Recently, U.S. Citigroup, Japan's Nomura Group, and Credit Suisse Group, have respectively warned that RMB devaluation, may have a reverse affect upon hot money (the flow of funds).
This year, the RMB exchange rate has hit the record low, at a 2.6 percent decrease in a quarter. The Communist mouthpiece Xinhua News Agency reported, RMB devaluation has led to the withdrawal of hot money. It is said that some foreign investors are leaving China as they did not believe their would be a rebound within the Chinese market, and also due to the unilateral depreciation of RMB.
In financial markets, hot money is also known as refugee capital, or speculative capital. Hot money investments are mainly in foreign exchange, equities, and funds. They can move very quickly in and out of markets.
Xinhua reported, offshore yuan investment in mainland China has dropped in most of March in the past nine months. Of the 14 major companies assessed, there was a reduction of 5.3 billion yuan (US$ 850 million) in March, the sharpest decline since money shortage in last June.
Economists hold different views about the RMB devaluation. Some believe that the Chinese economy is in recession, with weakening in exports and yuan. Others believe, central bank deliberately weakened yuan to restore the export competition.
Rex Zhou, New Assets Investment Advisors founder: "A lot of money went in to the system, believing in the strength of the yuan, hoping to earn quick interests. After the devaluation of yuan, pressure starts to mount upon some of the products. The devaluation of yuan has become a double-edged sword. It helps the exports, but also causes capital outflow."
Prior to the 1997 Asian financial crisis, Southeast Asia also experienced continued depreciation of the currency, followed by weakening exports and currency evaluation, and subsequently led to capital outflow. According to Communist China Customs statistics, China's exports fell 20.4 percent in February, a trade deficit of 139.79 billion yuan, compared with a surplus of 93.43 billion yuan from last year.
In addition, HSBC Bank of China, showed China’s purchasing managers index PMI,
had declined to below 50 for three consecutive months and continued to remain low, indicating a slowing down in China's economy.

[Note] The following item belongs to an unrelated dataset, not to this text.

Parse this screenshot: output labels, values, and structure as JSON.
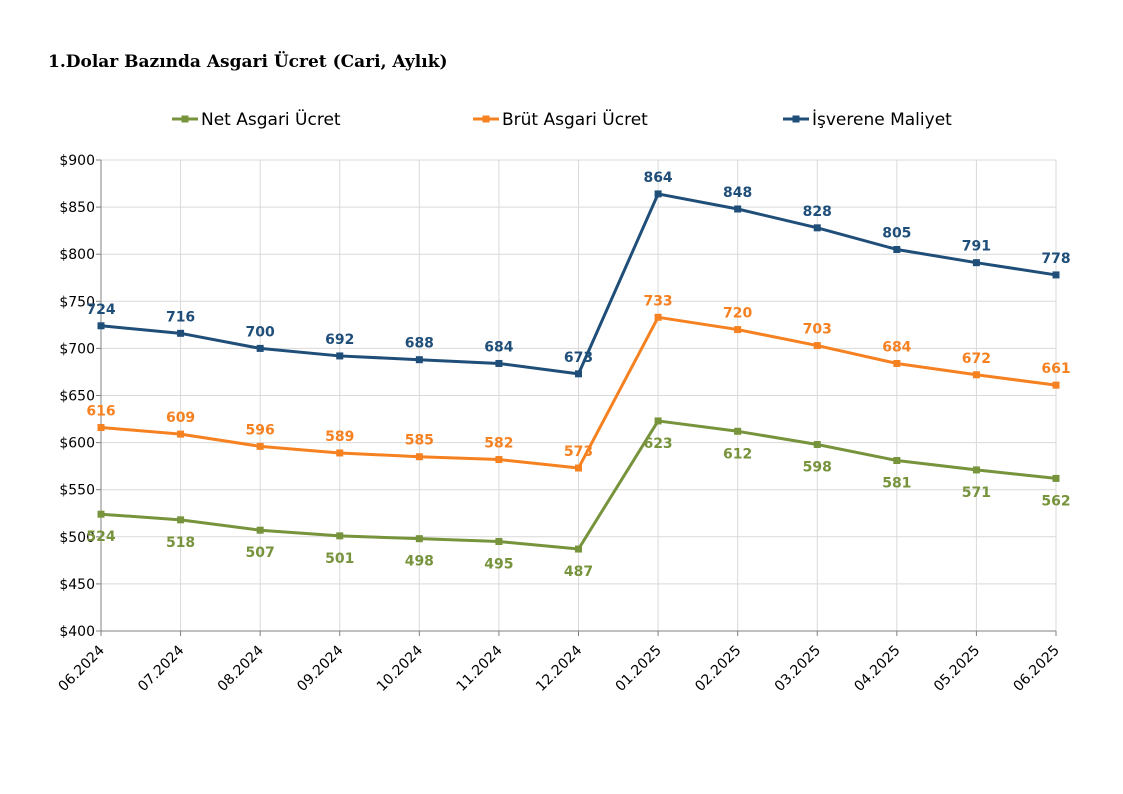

Financial expert Rex Zhou believes that economic failure in China, is most likely due to mass printing of RMB during the global financial crisis in 2008.
Rex Zhou: "The supposed layoffs and factory closures were saved by the mass printing of RMB, lasting for a good couple of years. But now the problems are surfacing. I believe it is more of an issue caused by the monetary policy
during the 2008 financial crisis, not necessarily due to the withdrawal of the Fed’s reserve."
Citigroup’s latest report, told clients to brace themselves for a second phase of the "taper tantrum", which rocked emerging markets last year, this time, with China at the eye of the storm.
Gong Shengli, Chinese financial think tank researcher: "The capital outflows and stressful currency situations, may have to continue for some time. It may be the toughest in August as it is getting close to the complete withdrawal of Fed’s monetary policy, quantitative easing (QE), in October."
Mr. Cheng, anonymous Chinese economist: "History does not develop according to the will of an individual or a group. The biggest problems in China’s financial system, are that it is not fair and it is not open. When the development is getting more narrow and restricted by discrimination and suppression, it is only wise to escape."
The Chinese Sina Finance Website analyzed last July, that more than one trillion yuan (US$160 billion) of foreign investment, might have withdrawn from China.
Visiting Professor for Institute of International Economics, Nankai University, Liu Shan, argued that hot money outflow will break China’s economic bubble economy, affect the process of RMB internationalization, and push the Chinese run on the dollar, causing further devaluation of yuan and dollarization of Chinese assets. The consequence of the bubble bursting and the dollarization of Chinese assets, is the deflation of currency.
This year, Renminbi (RMB) has dropped so badly that domestic housing, export, and production index have declined. Consequently, the dollars go out and local debts go up. The phenomenon is believed to be breaking the myth of the economic growth in China. China’s economy is taking a battering as expected by the economists. Three multinational banks have warned recently, China is likely to be the storm at the center of the emerging market.